Nicole Farhi and Friends
Canwood Gallery Herefordshire
Canwood Gallery are delighted to be hosting an exhibition of the work of Nicole Farhi in their main gallery this summer and an exhibition of invited artists, from Royal Academicians to early career artists, all with a connection to Farhi in the Turbine Hall.
Nicole Farhi first made her name as a fashion designer and is now making a new name for herself this time as a sculptor.
Farhi studied art and fashion in Paris in the late 1960s. Her career as a fashion designer took off so quickly that she put art aside and concentrated on fashion. However twelve years later, having started her own business and feeling restless, she decided she wanted to return to making art. A sculptor friend introduced her to Jean Gibson, (1935-1991) a gifted artist and inspirational teacher. Farhi recalls that Gibson gave her some clay, asked her to make a torso there and then.
Jean said “I’ll only take you if you have something to say – otherwise, it’s a waste of time,” When Nicole had finished, Jean took a good look at it. “I’m taking you on – come back on Wednesday,” she said.
“I went to my car and I burst into tears – I was so emotional,” recalls Nicole. “You see a door opening to another world. I’m emotional just to think about it.”

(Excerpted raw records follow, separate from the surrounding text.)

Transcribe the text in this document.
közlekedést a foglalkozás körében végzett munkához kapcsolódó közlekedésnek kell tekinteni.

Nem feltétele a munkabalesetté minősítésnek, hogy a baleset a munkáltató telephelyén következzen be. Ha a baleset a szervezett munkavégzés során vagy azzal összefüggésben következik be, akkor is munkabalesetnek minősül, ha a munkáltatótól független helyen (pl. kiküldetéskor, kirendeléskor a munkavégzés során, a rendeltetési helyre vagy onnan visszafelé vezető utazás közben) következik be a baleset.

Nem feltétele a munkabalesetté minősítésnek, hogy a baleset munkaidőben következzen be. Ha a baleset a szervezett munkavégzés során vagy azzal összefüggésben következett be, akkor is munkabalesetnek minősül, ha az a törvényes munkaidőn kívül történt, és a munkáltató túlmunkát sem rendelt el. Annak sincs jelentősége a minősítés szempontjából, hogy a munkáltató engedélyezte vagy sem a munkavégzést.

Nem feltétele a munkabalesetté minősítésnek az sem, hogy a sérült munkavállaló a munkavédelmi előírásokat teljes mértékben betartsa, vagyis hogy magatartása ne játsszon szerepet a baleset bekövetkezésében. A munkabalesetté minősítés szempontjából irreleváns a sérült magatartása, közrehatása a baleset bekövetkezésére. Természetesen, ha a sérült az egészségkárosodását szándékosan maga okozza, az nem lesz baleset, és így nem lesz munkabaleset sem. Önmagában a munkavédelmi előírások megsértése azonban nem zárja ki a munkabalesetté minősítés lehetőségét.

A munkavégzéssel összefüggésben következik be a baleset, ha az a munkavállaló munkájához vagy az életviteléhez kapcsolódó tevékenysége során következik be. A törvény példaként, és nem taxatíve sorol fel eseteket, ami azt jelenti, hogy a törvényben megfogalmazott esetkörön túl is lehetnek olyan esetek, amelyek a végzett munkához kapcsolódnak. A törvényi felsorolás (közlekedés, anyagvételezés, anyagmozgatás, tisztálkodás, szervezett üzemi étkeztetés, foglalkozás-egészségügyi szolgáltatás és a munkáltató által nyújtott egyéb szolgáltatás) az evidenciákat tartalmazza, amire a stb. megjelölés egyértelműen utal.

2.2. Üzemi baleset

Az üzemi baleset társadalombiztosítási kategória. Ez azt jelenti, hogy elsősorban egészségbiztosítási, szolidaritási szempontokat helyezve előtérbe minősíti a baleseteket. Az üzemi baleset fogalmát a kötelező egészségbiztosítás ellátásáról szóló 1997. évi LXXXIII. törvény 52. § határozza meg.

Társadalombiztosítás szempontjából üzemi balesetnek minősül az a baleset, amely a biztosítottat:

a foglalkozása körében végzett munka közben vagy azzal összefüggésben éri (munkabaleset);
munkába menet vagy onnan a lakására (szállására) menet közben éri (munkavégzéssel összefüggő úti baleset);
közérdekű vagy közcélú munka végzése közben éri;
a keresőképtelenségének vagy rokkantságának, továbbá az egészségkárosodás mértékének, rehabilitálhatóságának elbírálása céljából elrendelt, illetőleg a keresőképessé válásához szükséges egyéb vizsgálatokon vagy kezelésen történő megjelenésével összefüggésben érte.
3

Farhi went on to attend Gibson’s evening classes twice a week throughout the 1980s. In 1985, as she was casting her first bronze, she met Sir Eduardo Paolozzi (1924–2005). He was interested in her sculpture and offered to tutor and mentor her, and then became a very close friend. He urged her to try out other media such as plaster and wax, but she quickly knew they were not for her.
Farhi knew that sculpting was what she wanted to do for the rest of her life but for over 30 years she had to fit her sculpture around fashion. In 2010 when the Nicole Farhi label was sold, Farhi realised this was her way out. Two years later she showed her last collection and then walked away from fashion . “Now I sculpt every day.”
Farhi’s work and primary interest has always been rooted in the human form and the emotions it elicits. The exhibition in Canwood includes a range of work spanning Farhi’s career as a sculptor from her earthy female torsos that echo the strength and simplicity of Neolithic clay female torsos. They have an ageless quality to them and remind the viewer that clay is the primeval material that comes straight out of the earth, and was the first material man used to make sculpture.
Farhi’s engagement with clay is very visceral and emotional, and she loves to work with it whether she is sculpting hands, busts of famous friends or her most recent work the torsos of voluptuous women, some of which will be on display. “Large women are beautiful – flesh is wonderful!” she exclaims.
These Rubenesque women are a world away from the models she used to work with during her previous career. “It’s about the sensuality of the flesh, the beauty that large women have,” she says. “For me, it’s a complete antidote, obviously, to everything I did before, to work on larger bodies. But it’s also very important for me to show that you expect to see beauty in a slim person, when beauty is in everything and everybody.”
All works are for sale.
The exhibition has been curated for Canwood Gallery by Selina Skipwith, an Independent Art Advisor and Curator. She was the former Director and Keeper of Art of The Fleming Collection 1996-2014, over eighteen years she directed the collection firstly as a corporate collection and subsequently as a charitable foundation. In 2000 she oversaw the creation of The Fleming-Wyfold Art Foundation, prior to the sale of Robert Fleming Holdings Ltd to Chase Manhattan the same year, and The Fleming Collection gallery in Mayfair, which opened to the public in January 2002.
She has curated numerous art exhibitions in the UK and abroad, she writes and lectures regularly and advises a number of private and corporate clients. Skipwith is on the European Steering Committee for the Association of Professional Art Advisors and is a Trustee of Wilhelmina Barns Graham Trust.